Eğer siz zikirden sonra çıksanız ve Allah (cc) için yemin etseniz, “hem vallahi, hem billahi! Benim günahım aff oldu” deseniz yemininize zarar gelmez. Allah (cc) affeder.

Yine bir gün Resulullah (sav) Mescidi Nebevi ’de zikir yaparken üç kişi gelir. Birisi halaka da boşluk bulur oturur. İkincisi edep eder, hayâ eder, uygun bir boş yer bulur orda durur. Üçüncüsü de meclisi terk edip gider. Zikrullah bittikten sonra Cebrail (as) Resulullah’a bildirir, Resulullah Efendimiz de sahabelere anlatır;

“Ey Ashabım size üç kişiden haber vereyim mi?” diye sorunca, sahabeler;

– Allah’ın Resulü (sav) daha iyi bilir, derler.

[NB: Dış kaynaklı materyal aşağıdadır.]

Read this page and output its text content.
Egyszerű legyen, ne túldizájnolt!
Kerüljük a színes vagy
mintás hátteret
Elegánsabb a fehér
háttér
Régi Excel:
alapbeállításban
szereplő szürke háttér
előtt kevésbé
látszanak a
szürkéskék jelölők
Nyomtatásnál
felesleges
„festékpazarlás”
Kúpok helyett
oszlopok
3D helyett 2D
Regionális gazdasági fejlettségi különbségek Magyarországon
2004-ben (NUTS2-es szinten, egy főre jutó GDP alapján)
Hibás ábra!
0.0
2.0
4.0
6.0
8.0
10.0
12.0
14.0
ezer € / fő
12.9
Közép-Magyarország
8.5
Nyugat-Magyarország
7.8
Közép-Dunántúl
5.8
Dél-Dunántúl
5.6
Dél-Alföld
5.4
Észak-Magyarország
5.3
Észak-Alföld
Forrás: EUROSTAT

Resulullah (sav) şöyle buyurur;

– Biz zikrullah yaparken birisi geldi, halakada boşluk buldu oturdu. Allah (cc) ondan razı oldu.

İkincisi geldi, edep etti, hayâ etti, oda boş bir yere oturdu, Allah (cc) onu barındırdı.

Üçüncüsü terk etti gitti, Allah’ın (cc) gazabına uğradı.

İnşallah bizler Allah’ın (cc) gazabına uğrayanlardan olmayalım.

Zikrullah denildi mi kimisi alerji duyuyor, kaçıyor. Bal arısı olalım, eşek arısı olmayalım. Eşek arısına sormuş aşığın birisi;

– Ya, O da arı sen de arısın, sen neden bal yapmıyorsun?

Eşek arısı cevap vermiş; Ben bal yapamam. Ama ben hem bal yapanın balını yerim, hem de onu öldürürüm.

            Anneler, babalar! Aman ha! Sakın ha! Allah’ı (cc) zikreden insanlara, “Kafayı bozarsın Allah’ı (cc) zikretme, çünkü Allah’ı (cc) zikredersen ebedi âlemi kazanırsın. Sen dünyalıksın mal mülk kazanman lazım” demeyin.

Nuri KÖROĞLU

Sultanımdan Gönüllere : EMİR VE YASAKLARA DİKKAT

Âşık öyle diyor;

“Gurrap gibi ötmek ile, tembel tembel yatmak ile

Helal haram yutmak ile, cennet cemal bulunur mu?”

Allah’ın emir ve yasaklarına dikkat edip, O’nu sevip, O’nun rızasını kazanmaya çalışanlar, ebedi âlemi görmüş, ebedi âlemi için çalışanlardır. Diğerleri ise bu dünya da toprak olacaktır. Bu dünya da yaşayanlar, saltanatlarını, emirlerini, yaşantılarını, her türlü kötülüklerini bu dünyada yaparlar. Öldükleri zaman kabirde ne yapacaklar?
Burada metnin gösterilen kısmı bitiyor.